MANOEL DE OLIVEIRA, CINEMA’S GREAT CHEFE, PASSES ON AT AGE 106
The Portuguese filmmaker Manoel de Oliveira died Thursday at the age of 106, as was announced by the producer Luis Urbano.
Manoel de Oliveira was the world’s oldest still-working filmmaker. Since the release of his first film in 1931 during the silent film era he shot more than fifty feature films and documentaries. His last three films were released between 2009 and 2012, “O Estranho Caso de Angélica,” (the strange case of Angelica), was his last feature-length film and was shown at the Cannes Festival that year.
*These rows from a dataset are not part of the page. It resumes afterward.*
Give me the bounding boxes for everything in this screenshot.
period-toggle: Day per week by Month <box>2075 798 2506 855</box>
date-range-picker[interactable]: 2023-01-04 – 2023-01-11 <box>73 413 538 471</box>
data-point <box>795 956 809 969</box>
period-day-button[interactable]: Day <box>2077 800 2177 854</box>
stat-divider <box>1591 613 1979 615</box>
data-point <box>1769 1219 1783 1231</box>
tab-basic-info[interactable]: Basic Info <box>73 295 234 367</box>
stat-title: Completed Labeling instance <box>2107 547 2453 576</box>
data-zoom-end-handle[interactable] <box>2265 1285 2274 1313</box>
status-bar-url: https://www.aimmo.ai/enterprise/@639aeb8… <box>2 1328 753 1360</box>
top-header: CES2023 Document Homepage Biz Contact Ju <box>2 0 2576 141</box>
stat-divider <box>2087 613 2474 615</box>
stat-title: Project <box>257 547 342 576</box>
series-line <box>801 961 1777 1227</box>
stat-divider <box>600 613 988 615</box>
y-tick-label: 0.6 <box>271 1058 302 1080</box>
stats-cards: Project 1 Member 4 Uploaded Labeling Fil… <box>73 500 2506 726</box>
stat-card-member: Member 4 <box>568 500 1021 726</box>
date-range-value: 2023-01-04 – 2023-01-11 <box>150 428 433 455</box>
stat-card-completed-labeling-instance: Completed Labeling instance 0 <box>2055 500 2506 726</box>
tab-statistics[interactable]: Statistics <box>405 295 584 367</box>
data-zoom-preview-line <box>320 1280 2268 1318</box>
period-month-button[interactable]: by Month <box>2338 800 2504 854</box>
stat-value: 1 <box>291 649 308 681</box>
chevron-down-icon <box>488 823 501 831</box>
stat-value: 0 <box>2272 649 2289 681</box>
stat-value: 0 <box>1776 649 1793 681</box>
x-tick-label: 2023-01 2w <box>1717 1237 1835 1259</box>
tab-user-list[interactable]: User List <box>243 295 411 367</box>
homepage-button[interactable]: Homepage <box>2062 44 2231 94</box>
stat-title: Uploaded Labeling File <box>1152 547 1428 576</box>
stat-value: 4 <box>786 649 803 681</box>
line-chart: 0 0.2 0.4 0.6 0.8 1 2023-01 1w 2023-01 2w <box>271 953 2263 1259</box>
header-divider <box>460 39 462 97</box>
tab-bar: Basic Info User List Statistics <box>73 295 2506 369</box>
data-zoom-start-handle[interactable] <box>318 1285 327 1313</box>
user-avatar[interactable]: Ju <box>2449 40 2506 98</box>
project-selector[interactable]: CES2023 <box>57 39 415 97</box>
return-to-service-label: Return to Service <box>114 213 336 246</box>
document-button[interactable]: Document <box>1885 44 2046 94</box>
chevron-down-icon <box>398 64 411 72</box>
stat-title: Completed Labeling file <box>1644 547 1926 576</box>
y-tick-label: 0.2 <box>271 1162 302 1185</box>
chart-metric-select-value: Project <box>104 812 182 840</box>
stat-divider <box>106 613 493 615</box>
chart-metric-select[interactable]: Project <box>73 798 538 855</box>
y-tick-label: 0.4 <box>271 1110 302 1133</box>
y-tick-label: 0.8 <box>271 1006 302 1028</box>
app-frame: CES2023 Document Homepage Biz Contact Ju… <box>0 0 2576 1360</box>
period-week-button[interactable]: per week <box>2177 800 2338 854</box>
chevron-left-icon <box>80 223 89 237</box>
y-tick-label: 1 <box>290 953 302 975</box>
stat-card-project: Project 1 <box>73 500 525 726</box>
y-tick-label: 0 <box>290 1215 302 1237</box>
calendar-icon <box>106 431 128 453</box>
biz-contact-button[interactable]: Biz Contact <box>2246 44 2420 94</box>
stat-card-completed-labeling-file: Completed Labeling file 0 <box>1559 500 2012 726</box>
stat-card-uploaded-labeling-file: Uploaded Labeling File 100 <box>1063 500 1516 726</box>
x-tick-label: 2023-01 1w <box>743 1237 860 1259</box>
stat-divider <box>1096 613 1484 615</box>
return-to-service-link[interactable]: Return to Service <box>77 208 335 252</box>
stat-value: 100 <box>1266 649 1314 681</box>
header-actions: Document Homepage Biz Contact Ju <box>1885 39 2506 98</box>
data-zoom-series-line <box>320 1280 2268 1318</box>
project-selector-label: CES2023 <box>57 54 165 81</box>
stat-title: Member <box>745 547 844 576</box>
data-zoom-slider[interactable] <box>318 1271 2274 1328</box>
He appeared as an actor in the first Portuguese talkie, “Song of Lisbon,” in 1933. But directing was what interested Manoel de Oliveira the most. After several documentaries he launched into feature filmmaking in 1942 with “Aniki Bobo,” a film about the lives of children in a disenfranchised area of Porto.
After the multi-part TV series “Ill-fated love” in 1979 starting in the mid-eighties Oliveira made new films at the clip of one per year. His 1985 film “Le soulier de satin” (the Satin Slipper), a seven-hour fresco. earned the Golden Lion at the Venice Film Festival.
In 2014, as he was celebrating his 106th birthday and in spite of his declining health the director was keen on once again embracing his Portuguese audience when his latest film, a short called “O Velho do Restelo” (“The old man from Restelo”) came out in theaters. De Oliveira attended a premiere in his home country. A few days earlier, de Oliveira had received the insignia of the Grand Officer of the Legion of Honor (“La Légion d’Honneur”) from France’s ambassador to Portugal, Jean-François Blarel. This is France’s highest honor to be bestowed on an artist.
And an artist he was. De Oliveira, the crown in the jewel, leaves a great void behind him. Let his name be remembered forever by all who love and admire cinema.